Sophomore shows the way Broadneck's Smith is a rare athlete

December 22, 1992|By Pat O'Malley | Pat O'Malley,Staff Writer

Jason Smith appears to be headed for greatness and is accepting the challenge early and with rare maturity. He not only wants the ball when the pressure is on, but usually produces when it is.

The Broadneck High school sophomore is captain of the 13th-ranked Bruins varsity basketball team (3-0), averages 24.6 points and was an All-County wide receiver in football.

A third varsity sport, which he has played the least but may be his best, baseball, awaits him in the spring.

Broadneck assistant athletic director and JV baseball coach Tim McMullen, who has seen them all since the Cape St.
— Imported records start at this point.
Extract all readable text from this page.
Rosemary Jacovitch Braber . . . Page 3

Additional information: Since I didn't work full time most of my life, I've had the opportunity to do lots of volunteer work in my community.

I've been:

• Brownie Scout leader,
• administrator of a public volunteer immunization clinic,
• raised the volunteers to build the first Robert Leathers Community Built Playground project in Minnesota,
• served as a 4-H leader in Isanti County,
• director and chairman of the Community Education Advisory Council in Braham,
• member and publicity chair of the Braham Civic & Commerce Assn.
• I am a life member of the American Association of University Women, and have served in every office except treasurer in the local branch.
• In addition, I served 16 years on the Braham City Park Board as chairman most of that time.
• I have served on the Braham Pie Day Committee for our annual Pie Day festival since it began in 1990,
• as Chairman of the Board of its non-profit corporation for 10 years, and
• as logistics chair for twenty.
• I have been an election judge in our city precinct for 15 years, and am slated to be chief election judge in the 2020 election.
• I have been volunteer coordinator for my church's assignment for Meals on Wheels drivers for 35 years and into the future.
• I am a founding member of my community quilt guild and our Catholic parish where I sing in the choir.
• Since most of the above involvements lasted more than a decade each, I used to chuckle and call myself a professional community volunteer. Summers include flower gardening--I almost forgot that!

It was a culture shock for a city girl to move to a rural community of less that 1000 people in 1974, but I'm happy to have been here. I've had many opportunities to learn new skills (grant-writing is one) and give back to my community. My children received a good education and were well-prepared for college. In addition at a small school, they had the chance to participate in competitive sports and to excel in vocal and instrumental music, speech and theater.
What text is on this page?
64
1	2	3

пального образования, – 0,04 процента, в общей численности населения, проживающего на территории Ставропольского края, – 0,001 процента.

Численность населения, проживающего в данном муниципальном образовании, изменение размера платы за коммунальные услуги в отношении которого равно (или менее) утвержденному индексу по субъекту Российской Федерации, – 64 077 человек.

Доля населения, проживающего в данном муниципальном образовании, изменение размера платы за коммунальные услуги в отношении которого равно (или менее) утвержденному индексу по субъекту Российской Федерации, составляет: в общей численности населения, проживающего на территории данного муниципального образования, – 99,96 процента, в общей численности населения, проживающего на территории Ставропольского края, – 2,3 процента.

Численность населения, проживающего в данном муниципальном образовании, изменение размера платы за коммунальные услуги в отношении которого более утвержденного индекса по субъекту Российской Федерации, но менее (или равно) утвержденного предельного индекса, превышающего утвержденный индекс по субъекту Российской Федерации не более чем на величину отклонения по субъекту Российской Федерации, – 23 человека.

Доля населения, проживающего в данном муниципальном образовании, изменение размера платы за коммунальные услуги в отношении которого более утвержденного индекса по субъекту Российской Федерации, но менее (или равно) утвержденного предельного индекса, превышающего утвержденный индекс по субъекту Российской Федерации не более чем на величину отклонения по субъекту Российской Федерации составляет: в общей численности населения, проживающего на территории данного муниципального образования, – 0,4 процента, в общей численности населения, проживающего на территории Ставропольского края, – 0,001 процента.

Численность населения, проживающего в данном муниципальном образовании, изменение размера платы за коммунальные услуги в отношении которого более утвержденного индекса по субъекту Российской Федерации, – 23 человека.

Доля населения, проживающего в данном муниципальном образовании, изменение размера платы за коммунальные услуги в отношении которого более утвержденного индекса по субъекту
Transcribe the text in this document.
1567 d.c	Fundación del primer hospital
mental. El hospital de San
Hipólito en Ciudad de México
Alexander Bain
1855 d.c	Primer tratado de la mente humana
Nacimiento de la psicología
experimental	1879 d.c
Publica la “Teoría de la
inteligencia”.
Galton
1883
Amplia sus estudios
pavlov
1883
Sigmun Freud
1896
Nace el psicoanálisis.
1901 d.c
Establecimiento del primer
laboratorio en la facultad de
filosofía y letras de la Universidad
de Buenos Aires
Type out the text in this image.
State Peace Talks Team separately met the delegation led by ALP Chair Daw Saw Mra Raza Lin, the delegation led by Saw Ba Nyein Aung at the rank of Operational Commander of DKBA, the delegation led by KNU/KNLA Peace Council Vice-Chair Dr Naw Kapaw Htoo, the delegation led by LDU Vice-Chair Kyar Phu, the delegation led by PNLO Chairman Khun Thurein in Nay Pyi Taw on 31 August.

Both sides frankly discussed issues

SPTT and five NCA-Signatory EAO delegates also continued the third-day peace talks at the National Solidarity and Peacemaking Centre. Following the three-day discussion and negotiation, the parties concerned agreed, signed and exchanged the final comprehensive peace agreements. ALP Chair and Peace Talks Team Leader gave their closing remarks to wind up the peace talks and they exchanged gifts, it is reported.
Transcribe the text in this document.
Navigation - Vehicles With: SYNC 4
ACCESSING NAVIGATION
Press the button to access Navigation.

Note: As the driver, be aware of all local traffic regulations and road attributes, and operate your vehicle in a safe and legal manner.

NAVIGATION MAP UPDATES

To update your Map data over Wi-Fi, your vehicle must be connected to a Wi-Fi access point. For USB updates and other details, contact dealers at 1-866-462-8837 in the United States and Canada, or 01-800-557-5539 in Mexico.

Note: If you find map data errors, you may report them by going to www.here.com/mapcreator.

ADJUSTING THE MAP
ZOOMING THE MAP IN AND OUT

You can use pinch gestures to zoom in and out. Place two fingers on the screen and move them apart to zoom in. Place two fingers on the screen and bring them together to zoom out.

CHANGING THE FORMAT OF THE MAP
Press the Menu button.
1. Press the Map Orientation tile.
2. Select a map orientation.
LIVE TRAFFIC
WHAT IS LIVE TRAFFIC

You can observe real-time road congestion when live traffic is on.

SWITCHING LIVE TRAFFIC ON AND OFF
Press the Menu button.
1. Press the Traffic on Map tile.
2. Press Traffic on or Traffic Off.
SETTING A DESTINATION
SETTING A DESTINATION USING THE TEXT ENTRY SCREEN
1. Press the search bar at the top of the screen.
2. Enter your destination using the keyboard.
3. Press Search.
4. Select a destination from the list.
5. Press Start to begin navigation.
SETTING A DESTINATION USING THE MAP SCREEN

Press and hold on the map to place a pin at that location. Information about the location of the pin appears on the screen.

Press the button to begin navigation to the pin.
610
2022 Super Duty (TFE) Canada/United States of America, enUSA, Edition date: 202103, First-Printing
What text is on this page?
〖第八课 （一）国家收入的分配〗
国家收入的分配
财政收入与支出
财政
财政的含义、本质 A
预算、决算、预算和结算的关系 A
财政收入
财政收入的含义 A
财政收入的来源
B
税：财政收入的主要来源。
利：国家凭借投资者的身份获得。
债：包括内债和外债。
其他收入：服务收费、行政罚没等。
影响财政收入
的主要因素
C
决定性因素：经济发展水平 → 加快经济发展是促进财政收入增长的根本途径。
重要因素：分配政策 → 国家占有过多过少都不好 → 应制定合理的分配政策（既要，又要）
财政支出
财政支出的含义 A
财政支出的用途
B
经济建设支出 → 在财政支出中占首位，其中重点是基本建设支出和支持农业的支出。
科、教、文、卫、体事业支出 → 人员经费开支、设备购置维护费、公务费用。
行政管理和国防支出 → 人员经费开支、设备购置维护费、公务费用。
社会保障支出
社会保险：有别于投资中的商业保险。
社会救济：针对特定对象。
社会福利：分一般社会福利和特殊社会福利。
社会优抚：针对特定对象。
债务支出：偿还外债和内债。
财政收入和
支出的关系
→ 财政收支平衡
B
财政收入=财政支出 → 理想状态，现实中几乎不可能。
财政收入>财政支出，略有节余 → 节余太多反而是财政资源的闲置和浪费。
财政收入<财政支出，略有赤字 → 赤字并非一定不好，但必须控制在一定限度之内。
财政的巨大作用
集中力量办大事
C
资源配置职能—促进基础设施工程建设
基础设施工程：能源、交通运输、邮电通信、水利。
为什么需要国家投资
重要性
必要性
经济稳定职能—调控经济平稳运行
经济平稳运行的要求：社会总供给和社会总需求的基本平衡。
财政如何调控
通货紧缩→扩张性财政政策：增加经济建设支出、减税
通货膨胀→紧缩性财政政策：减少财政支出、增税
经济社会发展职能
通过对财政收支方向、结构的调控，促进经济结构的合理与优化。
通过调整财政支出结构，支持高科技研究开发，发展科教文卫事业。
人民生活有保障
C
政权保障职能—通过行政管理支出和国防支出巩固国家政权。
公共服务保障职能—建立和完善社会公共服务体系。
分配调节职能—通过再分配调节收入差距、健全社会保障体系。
Claire school opened its doors 10 years ago, thinks Smith, 6 feet 1, is special.

"I predict that Jason will become the best athlete Broadneck has ever produced if he continues on the same path," said McMullen, who laid the school's sports foundation as its first athletic director and head baseball coach.

McMullen has seen the likes of Jamie Ballard (football and basketball) and Jeff Vincent (soccer, basketball and baseball), last year's Anne Arundel Sun Male Athlete of the Year, pass through, but none has had the potential Smith possesses.

"If he decides to pursue baseball, I think he could become a pro prospect because of his arm strength, speed and size," said McMullen of last year's JV center fielder and leadoff batter.

Smith says he may play baseball one more year, then give outdoor track a try in his junior year.

"I've always wanted to run track in high school and maybe college," said Smith.

McMullen says it doesn't surprise him that Smith might try track next year, and "there is no doubt in my mind, he would do well, he's such a great athlete and so coachable."

Basketball coach Ken Kazmarek recognized the same traits early in Smith. Last year, Smith became the first player to start as a freshman on the Bruins basketball team.

"Early last year, we scrimmaged our JV, and Jason impressed me along with another freshman in Jaylonnie Booth enough to bring them both up to the varsity. We did not have a true point guard at the time, and Jason handled the ball so well, had good hands and size that I made the decision to put him at the point."

Playing a key role on the varsity for a perennial Class 4A contender didn't faze Smith, and the Bruins made the state playoffs and finished 14-10 overall.

"The seniors and other kids accepted him right away, and the fact that they showed no animosity is what really helped him," said Kazmarek.

Smith says he was "a little nervous at first, but after a few games and with the seniors helping me, I started feeling comfortable."

When this season began, Kazmarek didn't have many returning seniors with a lot of playing time and boldly named Smith his team captain.

"Jason doesn't act like a 10th-grader and has the right kind of game personality and intensity to push the other guys that I want in a captain," said the coach.

"And after playing about 70 games of AAU ball during the summer before ninth grade and going to a couple good camps, he's ahead ofthe game."

Smith's father taught him to want the ball in crucial situations, and that built his confidence.

In the Bruins' opener, a 60-56 thriller over South River, Smith scored a career-high 34 points and was 19-for-22 from the line, including eight in a row in the last minute.

"He had been struggling at the line in practice all week before that game," said Kazmarek.

His work ethic and the fact that he, in the words of Kazmarek, "wants to be driven and pushed," is what makes him tick.

"It's important, too, that his parents [Howard and Delores] are his two biggest fans and are so supportive of what does," said Kazmarek.

And that includes everything, as in academics. Smith carries a 2.60 grade-point average. He hopes to become an attorney like his uncle, James Winstead.

"My parents stand on my academics," said Smith, whose top priority is to go to college.